GIFs are the fundamental building blocks of our digital existence. Whether they are in texts, tweets, or articles, GIFs are now a staple of how we communicate in the modern world.
But now GIFs are making their way to a new frontier: scientists have finally figured out how to store and retrieve them from bacterial DNA.
Researchers at Harvard Medical School used CRISPR, a new, incredibly precise and relatively cheap gene sequencing tool, to encode Eadweard Muybridge's 19th Century animation of a running horse, essentially the world's first GIF, inside bacterial DNA. (Writers note: NyanCat would have been our choice.)
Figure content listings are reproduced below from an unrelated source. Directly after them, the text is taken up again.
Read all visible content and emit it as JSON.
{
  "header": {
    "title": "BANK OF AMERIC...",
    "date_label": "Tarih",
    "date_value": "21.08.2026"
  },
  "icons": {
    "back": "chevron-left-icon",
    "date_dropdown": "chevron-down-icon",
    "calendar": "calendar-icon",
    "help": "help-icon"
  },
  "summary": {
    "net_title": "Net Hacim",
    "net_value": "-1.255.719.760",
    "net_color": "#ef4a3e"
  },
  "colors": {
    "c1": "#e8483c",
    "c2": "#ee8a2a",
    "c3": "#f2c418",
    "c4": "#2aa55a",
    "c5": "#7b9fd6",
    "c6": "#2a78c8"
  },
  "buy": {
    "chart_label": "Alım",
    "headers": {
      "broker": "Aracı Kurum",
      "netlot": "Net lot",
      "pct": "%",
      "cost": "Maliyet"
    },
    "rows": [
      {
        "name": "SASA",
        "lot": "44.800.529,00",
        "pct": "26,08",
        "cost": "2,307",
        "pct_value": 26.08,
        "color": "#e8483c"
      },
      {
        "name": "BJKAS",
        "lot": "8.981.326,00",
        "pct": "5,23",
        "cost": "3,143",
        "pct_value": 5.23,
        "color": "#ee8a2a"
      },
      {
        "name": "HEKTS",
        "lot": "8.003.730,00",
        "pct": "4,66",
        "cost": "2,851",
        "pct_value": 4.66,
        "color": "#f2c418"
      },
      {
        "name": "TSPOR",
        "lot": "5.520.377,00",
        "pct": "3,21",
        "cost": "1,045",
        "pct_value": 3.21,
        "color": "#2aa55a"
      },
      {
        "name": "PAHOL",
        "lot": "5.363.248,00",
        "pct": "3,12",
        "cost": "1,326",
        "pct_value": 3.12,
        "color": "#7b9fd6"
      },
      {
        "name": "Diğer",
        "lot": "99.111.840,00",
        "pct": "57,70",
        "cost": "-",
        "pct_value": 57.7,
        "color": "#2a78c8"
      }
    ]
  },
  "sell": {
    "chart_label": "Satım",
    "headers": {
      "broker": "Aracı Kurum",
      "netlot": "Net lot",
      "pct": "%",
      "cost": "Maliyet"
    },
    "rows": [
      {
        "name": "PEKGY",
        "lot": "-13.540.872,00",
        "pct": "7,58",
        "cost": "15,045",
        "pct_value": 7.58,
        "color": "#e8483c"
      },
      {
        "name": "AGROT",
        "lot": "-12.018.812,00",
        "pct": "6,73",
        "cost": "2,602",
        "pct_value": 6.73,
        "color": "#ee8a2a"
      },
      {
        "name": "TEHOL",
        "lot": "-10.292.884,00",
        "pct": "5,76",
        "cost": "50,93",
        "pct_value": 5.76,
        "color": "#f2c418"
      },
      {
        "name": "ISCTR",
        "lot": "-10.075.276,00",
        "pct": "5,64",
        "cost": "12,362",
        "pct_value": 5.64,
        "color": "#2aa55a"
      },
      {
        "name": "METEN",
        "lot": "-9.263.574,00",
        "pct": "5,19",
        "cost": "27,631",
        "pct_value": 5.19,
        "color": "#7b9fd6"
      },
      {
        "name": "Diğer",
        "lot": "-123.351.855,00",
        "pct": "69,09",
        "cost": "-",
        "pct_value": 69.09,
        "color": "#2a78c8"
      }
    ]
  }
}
While putting the animation on DNA is a feat within itself, impressively (and perhaps more importantly) researchers only made a few errors while sequencing the bacteria's genome to recreate the running horse. This means that the recording DNA can capture and replay events in the order in which they occurred. Their work, which was funded by the National Institutes of Health, was published this week in the journal Nature.
While this sounds like a breakthrough for GIF kind — after all, we can't recall a GIF being used in quite this way before — there are much larger implications medical science here.
"The point is not to store videos in bacteria," said Harvard Medical School neuroscientist Seth Shipman, in a video interview.
"We used the video because it's a good example of a complex piece of information that has both many parts to it (that is, many pixel values) and a time component that was organized over time. So, it was a good way for us to test if the CRISPR adaptation system that we're using could actually acquire enough information that we could go in and sequence the bacteria after we had encoded it and reconstruct the movie."
Shipman and his team's choice of a GIF as DNA storage test media is not surprising when you look at their long-term goal of biological recording.
Scientists can only see so far into their human body and its systems. No one knows, for instance, how neurons, which start out unspecialized in young brains, develop into distinct types of neurons.
But what if a cell with access to the brain could watch and record that development from day one and then, when the brain is matured, be extracted and, through CRISPR genome sequencing, play back the entire evolution of a neuron? It's only a start but this bacterial-encoded gif could be on small step toward making that dream a reality.
To test the time-based recording capabilities of biological DNA, Shipman's team fed in to the bacterial DNA strands the galloping horse GIF frame-by-frame over the course of five days.
As Shipman explained it in the video, the frames were all retrieved in their proper order, which means they could play back the GIF and still see the galloping horse, not a disjointed jumble of events. The system "captures the timing information of different molecular events," he said.
DNA typically stores the blueprint of biological organisms, but scientists have, in recent years, started investigating its data storage capabilities, especially the notion that you can store vast amounts of data in a molecule-sized space. Plus, when DNA is separated from a living organism, or that organism dies out around it, and the DNA dries out and is protected from the light (as it is in fossils), that data can be retrieved thousands of years later.
Image: Harvard Medical School
Recent studies, though, have focused on synthetic DNA, which allows for similar storage in tiny spaces capabilities, but without the concern of data longevity outside an organism and in the light.
Last year researchers stored an entire OK Go music video on synthetic DNA and earlier this year, scientists at Columbia University stored and retrieved megabytes of data on synthetic DNA. Both methods, though were time-consuming and expensive. The integration of the CRISPR system holds out the promise of affordable and accurate storage and retrieval from biological systems.
"This recent result is pretty exciting in that it used genomic DNA editing techniques to 'log' data and store it in a cell's genome," said Luis Ceze, an associate professor of computer science and engineering at the University of Washington who worked on the OK Go DNA Storage project. "This can enable cell-based 'living sensors' that log information."
Ceze added, though, that the Harvard team's work is no way competitive with synthetic DNA storage systems. While Ceze hopes to build DNA-based storage that one day rivals our best Solid-State Drives, Shipman's work is about recording tiny bits of data in sequence within a cell. "You would not use it to store movies, but I would use synthetic DNA to store movies," said Ceze.
Ultimately, researchers want to place these engineered cells inside living organism where they can automatically record events (or changes) and then remove the smart cells and decode the DNA-stored information for full, sequential play back. The currently technology, however, required Shipman's team to manually enter the information. No one has trained the DNA and host cells to record on their own.
But that time is coming and, someday, our cells may be grabbing viral moments, literally, and playing them back as GIFs (or more).